Prevalence of Celiac Disease among Children in Finland
Conclusions:  The presence of serum tissue transglutaminase and endomysial autoantibodies is predictive of small-bowel abnormalities indicative of celiac disease. There is a good correlation between autoantibody positivity and specific HLA haplotypes. We estimate that the prevalence of celiac disease among Finnish schoolchildren is at least 1 case in 99 children.  N Engl J Med  June 19, 2003, 348: 2517  

Accuracy of Serologic Tests and HLA-DQ Typing for Diagnosing Celiac Disease   |  See  Editorial
Annals of Int Med 4 September 2007 | Volume 147 Issue 5 | Pages 294-302

Results: Sixteen of 463 participants had celiac disease (prevalence, 3.46% [95% CI, 1.99% to 5.55%]). A positive result on both TGA and EMA testing had a sensitivity of 81% (CI, 54% to 95.9%), specificity of 99.3% (CI, 98.0% to 99.9%), and negative predictive value of 99.3% (CI, 98.0% to 99.9%).
Testing positive for either HLA-DQ type maximized sensitivity (100% [CI, 79% to 100%]) and negative predictive value (100% [CI, 98.6% to 100%]), whereas testing negative for both minimized the negative likelihood ratio (0.00 [CI, 0.00 to 0.40]) and posttest probability (0% [CI, 0% to 1.4%]). The addition of HLA-DQ typing to TGA and EMA testing, and the addition of serologic testing to HLA-DQ typing, did not change test performance compared with either testing strategy alone.

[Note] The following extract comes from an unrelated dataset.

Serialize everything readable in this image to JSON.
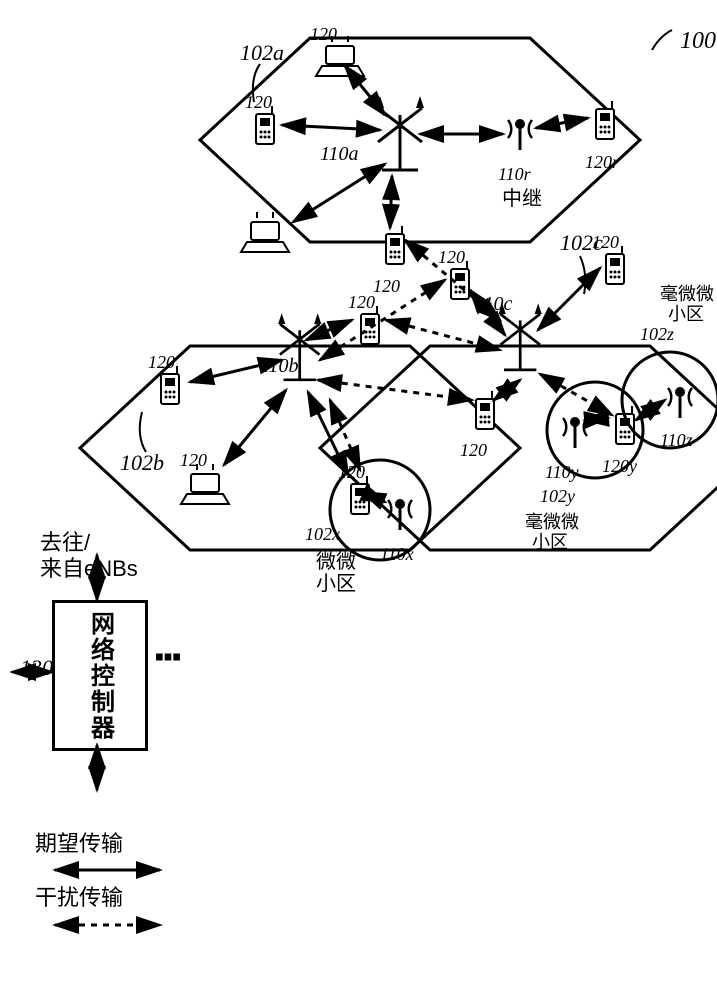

Conclusions: In a patient population referred for symptoms and signs of celiac disease with a prevalence of celiac disease of 3.46%, antitransglutaminase antibodies [TGA] and antiendomysium antibodies [EMA] testing were the most sensitive serum antibody tests and a negative HLA-DQ type excluded the diagnosis. However, the addition of HLA-DQ typing to TGA and EMA testing, and the addition of serologic testing to HLA-DQ typing, provided the same measures of test performance as either testing strategy alone.